There was a significant effect of bLf reducing IL-6 concentrations in specific subject populations and encouraging evidence for reduced TNF-α; however. effects on other inflammatory biomarkers, including CRP, IFN-γ, IL-1β, IL-10, and IgE, were reported less often, with positive effects seen in ≤50% of trials. The qualitative assessment of evidence was supported by findings from meta-analyses, which found IL-6 was reduced following Lf supplementation; however, there was no effect on CRP concentrations. The trials included in this review that reported reduced IL-6 with bLf supplementation were primarily in female subjects (6 of 7 trials) and mostly in populations with iron homeostasis disorders such as ID and HT (4 of 7). The effect of bLf on IL-6 may be due to several mechanisms, although the role of bLf in regulating iron homeostasis appears to be most relevant to the evidence presented here. Specifically, ferroportin, which is responsible for transporting iron from tissues to the systemic circulation, is downregulated by IL-6, while hepcidin inhibits iron transport and is upregulated by IL-6 (60). bLf treatment both restores iron homeostasis and reduces inflammation by lowering IL-6 and hepcidin, and upregulating ferroportin (43, 61). Various in vitro models have shown the efficacy of bLf in attenuating infection-driven inflammation in epithelial cell models and in reducing IL-6 in LPS-stimulated macrophages (60). bLf has also been shown to downregulate inflammatory cytokine production from epithelial cells in the context of chlamydia infection and cystic fibrosis models (62), although differentially increases inflammatory responses in intestinal epithelial models by increasing IL-8 production, thereby recruiting neutrophils to infection sites, which may eliminate the infection (62). Even though decreased markers of systemic inflammation were seen in 1 trial with healthy, older females, the evidence reviewed here, along with mechanistic studies, suggests that Lf may be most effective in reducing inflammation associated with disease, infection, or in cases of disrupted iron homeostasis.

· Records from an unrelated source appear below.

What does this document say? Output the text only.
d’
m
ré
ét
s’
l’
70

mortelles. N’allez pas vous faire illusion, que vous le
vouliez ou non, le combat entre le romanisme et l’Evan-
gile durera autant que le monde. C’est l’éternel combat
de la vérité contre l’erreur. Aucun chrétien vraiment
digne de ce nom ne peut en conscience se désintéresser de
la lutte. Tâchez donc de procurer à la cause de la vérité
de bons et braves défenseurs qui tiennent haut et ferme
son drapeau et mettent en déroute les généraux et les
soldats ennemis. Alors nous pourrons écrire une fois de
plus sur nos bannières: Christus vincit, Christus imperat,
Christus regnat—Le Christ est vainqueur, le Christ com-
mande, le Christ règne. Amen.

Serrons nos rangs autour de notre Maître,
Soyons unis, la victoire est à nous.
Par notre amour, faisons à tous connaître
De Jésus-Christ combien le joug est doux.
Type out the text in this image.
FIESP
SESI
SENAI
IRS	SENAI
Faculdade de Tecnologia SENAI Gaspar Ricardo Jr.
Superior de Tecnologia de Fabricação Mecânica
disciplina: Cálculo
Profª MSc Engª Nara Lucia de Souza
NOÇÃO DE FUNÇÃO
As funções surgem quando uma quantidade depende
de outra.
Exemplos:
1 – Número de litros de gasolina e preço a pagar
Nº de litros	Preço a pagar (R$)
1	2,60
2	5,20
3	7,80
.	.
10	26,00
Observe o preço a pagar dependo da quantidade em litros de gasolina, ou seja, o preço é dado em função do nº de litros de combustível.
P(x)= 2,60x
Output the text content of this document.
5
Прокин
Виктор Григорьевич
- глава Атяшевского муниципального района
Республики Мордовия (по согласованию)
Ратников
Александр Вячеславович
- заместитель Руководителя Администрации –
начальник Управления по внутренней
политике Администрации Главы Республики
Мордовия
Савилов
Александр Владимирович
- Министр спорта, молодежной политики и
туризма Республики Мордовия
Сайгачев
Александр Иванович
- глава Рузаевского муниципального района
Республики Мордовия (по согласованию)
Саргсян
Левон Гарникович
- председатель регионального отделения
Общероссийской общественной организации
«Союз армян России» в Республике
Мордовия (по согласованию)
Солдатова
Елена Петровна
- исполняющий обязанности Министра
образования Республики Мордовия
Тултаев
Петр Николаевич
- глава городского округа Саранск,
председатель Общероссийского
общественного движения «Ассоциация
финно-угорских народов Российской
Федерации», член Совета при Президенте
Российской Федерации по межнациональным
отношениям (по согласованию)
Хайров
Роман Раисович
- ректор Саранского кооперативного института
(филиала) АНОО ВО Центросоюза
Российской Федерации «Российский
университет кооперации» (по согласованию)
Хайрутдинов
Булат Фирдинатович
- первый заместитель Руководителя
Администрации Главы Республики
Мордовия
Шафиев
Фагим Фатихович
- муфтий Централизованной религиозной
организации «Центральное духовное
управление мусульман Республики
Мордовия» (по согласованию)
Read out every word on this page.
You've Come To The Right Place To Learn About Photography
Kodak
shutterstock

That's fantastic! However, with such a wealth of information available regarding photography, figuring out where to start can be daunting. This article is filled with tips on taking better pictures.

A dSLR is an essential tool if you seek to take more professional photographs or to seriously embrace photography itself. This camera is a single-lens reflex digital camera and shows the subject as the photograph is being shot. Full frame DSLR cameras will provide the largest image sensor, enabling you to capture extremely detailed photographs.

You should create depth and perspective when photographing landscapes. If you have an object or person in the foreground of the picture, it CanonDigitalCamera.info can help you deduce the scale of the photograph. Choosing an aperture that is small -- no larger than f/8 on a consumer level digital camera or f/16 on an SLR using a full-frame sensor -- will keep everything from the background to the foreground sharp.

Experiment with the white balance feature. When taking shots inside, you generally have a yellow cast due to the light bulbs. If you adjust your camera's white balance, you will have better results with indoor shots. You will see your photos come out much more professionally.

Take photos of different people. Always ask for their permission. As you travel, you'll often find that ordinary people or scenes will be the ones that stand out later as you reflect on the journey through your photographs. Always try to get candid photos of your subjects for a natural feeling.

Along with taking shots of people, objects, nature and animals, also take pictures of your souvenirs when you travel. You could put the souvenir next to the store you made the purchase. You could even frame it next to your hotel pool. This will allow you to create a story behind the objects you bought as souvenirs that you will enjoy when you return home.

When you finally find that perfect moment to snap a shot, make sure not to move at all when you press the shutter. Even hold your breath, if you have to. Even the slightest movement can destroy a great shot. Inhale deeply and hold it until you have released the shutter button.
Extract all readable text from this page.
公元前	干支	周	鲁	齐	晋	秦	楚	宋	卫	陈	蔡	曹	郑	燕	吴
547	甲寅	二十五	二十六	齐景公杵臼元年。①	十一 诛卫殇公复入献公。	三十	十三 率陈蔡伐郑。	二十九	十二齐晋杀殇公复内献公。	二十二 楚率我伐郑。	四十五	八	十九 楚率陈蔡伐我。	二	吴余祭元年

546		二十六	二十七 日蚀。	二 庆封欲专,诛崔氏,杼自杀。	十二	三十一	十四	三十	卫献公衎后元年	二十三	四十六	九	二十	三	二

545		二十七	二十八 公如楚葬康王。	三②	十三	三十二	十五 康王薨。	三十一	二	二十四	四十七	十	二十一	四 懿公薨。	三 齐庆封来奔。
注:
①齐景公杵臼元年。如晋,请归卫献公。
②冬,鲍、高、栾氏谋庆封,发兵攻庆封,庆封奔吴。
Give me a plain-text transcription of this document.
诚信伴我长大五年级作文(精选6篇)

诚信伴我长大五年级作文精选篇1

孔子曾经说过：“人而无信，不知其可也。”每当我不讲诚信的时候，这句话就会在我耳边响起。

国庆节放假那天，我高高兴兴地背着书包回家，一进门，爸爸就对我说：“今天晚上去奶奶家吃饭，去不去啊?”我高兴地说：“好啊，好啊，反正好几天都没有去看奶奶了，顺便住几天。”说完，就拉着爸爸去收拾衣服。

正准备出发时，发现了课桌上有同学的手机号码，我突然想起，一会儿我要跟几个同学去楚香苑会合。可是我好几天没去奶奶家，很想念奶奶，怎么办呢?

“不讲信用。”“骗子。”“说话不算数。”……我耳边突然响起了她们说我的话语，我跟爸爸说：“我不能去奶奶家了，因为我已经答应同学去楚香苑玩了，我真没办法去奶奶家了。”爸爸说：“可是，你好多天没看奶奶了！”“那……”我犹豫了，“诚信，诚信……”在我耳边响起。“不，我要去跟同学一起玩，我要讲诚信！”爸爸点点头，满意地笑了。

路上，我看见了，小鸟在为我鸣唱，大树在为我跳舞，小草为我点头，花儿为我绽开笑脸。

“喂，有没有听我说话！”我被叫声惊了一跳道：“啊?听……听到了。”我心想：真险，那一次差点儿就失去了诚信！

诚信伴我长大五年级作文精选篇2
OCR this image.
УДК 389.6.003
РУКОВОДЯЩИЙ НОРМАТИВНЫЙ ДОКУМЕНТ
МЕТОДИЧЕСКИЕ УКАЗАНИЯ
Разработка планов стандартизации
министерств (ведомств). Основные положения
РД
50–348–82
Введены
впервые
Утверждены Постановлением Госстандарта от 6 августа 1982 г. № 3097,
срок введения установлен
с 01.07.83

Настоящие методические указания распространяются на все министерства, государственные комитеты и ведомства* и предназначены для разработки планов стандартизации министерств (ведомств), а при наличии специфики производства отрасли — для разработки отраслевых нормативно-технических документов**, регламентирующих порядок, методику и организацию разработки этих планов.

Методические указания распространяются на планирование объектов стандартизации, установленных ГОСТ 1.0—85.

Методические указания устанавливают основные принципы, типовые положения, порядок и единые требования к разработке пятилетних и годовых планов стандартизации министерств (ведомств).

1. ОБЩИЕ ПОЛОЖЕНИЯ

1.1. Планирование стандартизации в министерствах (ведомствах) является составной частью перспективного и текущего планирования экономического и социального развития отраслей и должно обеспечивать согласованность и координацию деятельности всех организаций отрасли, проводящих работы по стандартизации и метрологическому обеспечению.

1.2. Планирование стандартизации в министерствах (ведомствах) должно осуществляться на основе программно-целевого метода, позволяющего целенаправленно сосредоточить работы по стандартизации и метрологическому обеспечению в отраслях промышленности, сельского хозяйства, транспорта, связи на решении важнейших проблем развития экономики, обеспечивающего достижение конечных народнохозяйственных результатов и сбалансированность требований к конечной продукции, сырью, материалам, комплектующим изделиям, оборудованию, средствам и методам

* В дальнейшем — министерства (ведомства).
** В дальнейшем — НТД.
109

Less than half of the included trials reported beneficial changes in immune cell phenotype or immune cell function. Immune cell phenotype was assessed via changes in the proportion of peripheral immune cell populations, and/or their markers of activation. Mulder et al. (44) reported no change in NK cell number following 7-d bLf supplementation, Kawakami et al. (37) reported an increase in both CD16+ and CD56+ lymphocytes following 3-mo 300-mg/d bLf supplementation. NK cells are defined as CD3–CD56+ lymphocytes, with subsets of CD56dim and CD56bright cells (63). The former subset, in combination with CD16 expression, generally exhibit high cytotoxic capacity. Whether there was a change in the subsets of NK cells in the Lf trials included here is unclear and may be an important consideration in future trials. Markers of immune function examined included NK cell activity, neutrophil functional assays, and ex vivo stimulation of peripheral immune cells. All 3 studies examining neutrophil function reported no change in neutrophil phagocytic capacity with Lf supplementation (37, 39, 53). There was inconsistent evidence for the effect of bLf supplementation on NK cell activity. Approximately half of included trials reported an increase in NK cell activity following bLf supplementation, while the remaining studies reported no effect. Indeed, meta-analysis showed no difference in NK cell cytotoxicity with bLf supplementation compared with control. Studies that found a positive effect of bLf supplementation on NK cell activity were conducted in adults over 40 y of age, while negative trials included subjects in a wide range of ages between 20 and 95 y. This suggests the effect of bLf on NK cell activity may be most effective in an older cohort. Research has shown decreased NK cell activity in older adults is associated with increased incidence and severity of viral infections (64). Thus, whether bLf supplementation increases NK cell activity in older adults, and if it is protective against viral infection, warrants further investigation.
There was a limited number of trials examining the effect of Lf supplementation on ex vivo cell cultures. Ishikado et al. (36) reported a decrease in proinflammatory cytokine release in response to LPS stimulation by PBMCs isolated from subjects with periodontal disease, following 4-wk supplementation with 180-mg/d bLf. Immune cells found within PBMCs are responsible for inflammatory responses to LPS from gram-negative bacteria, which form plaque on the subgingival tissue, with elevated inflammatory responses associated with periodontal disease severity (65). Thus, in the context of this disease, a reduced inflammatory response from PBMCs may be perceived as beneficial. Van Splunter et al. (48) reported that, upon TLR7/8 stimulation, Lf supplementation increased intracellular IL-6 and TNF-α production in pDCs in elderly women. Previous studies have reported a significant role of pDCs in the antiviral (IFN-α) response elicited by the PBMC population following viral infection (66). Further, pDCs may produce a moderate amount of proinflammatory cytokines, such as IL-6 and TNF-α. Aging is associated with immune dysfunction, with data demonstrating declining responses to TLR stimulation from dendritic cells (67, 68). Hence, these data may suggest that bLf supplementation restores these responses. While data from these 2 studies suggest a beneficial impact of Lf supplementation, further research is needed to evaluate effects on immunity in the context of infection, such as respiratory viruses, and a variety of hosts.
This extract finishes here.